If you plot the memory usage (or the resident set size) of a Java application, it typically looks like a mostly flat line after an upslope at the beginning. At a low level, this corresponds to the memory pages of the Java heap gradually getting allocated, and once all the pages are allocated, the memory usages stays mostly flat even when a large portion of the heap is not used * **.
This can be a problem if a Java application is run on a non-dedicated system (a server or desktop) where it co-exists with other (non-Java) applications. In a non-dedicated system, one application that's not playing nice with others by dominating the memory can slow down the other applications, or prevent them from running.
This is where an experimental JVM feature, DeallocateHeapPages, that I worked on comes in.

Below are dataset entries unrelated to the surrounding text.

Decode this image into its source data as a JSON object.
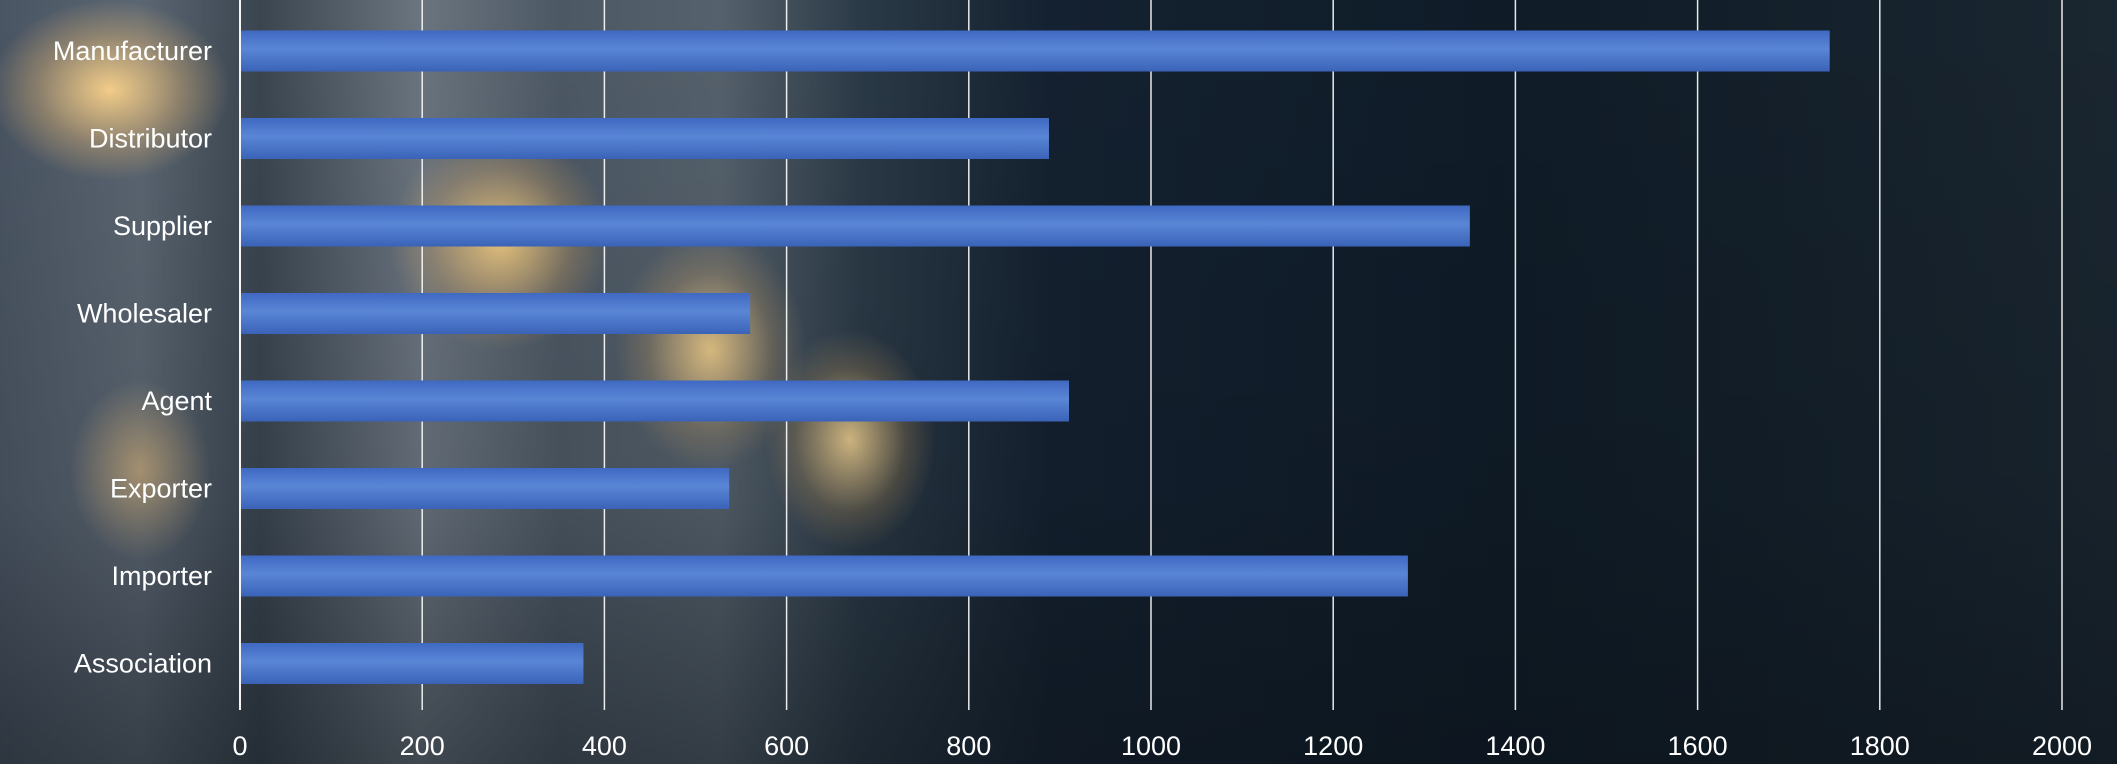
{
  "chart_data": {
    "type": "bar",
    "orientation": "horizontal",
    "title": "",
    "xlabel": "",
    "ylabel": "",
    "categories": [
      "Manufacturer",
      "Distributor",
      "Supplier",
      "Wholesaler",
      "Agent",
      "Exporter",
      "Importer",
      "Association"
    ],
    "values": [
      1745,
      888,
      1350,
      560,
      910,
      537,
      1282,
      377
    ],
    "xlim": [
      0,
      2000
    ],
    "xticks": [
      "0",
      "200",
      "400",
      "600",
      "800",
      "1000",
      "1200",
      "1400",
      "1600",
      "1800",
      "2000"
    ],
    "grid": "vertical",
    "legend": "none",
    "colors": {
      "bar": "#4472c4",
      "bar_highlight": "#5a86d6",
      "text": "#ffffff",
      "grid": "#ffffff"
    }
  }
}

It causes the underlying memory pages that correspond to the unused (free) parts of the heap to be deallocated (released) and helps reduce the memory usage of a Java application. Internally, it calls the system call madvise(MADV_DONTNEED) for the bodies of free chunks in the old generation without unmapping the heap address space.
Another way to look at this is that this feature makes the memory usage of a Java application behave more like that of a C/C++ application where the process memory usage is more in line with the memory actually used by the application.
This has been very useful for servers and desktop tools that we have at Google and helped save a lot of memory (RAM) usage.
The implementation currently supports the concurrent mark sweep (CMS) collector and the Linux platform.
Here's the email thread on the OpenJDK mailing list and a link to the JVM patch:
The patch hasn't been accepted (yet) as the support for all the other OS platforms is deemed necessary for that to happen, which it lacks. I might be able to address that at some point, if I have the time and resources to make it happen.
* For simplicity, I am ignoring the memory use other than the heap such as the native C heap and the thread stacks here as the heap uses usually by far the largest amount of memory.
** Though the serial garbage collector (-XX:+UseSerialGC) of the JVM can occasionally shrink the heap and return memory, it's almost never used in production for an obvious performance reason. The parallel collector and the concurrent mark sweep (CMS) collector, which are often used in production, almost never shrink the heap and return memory, in my experience.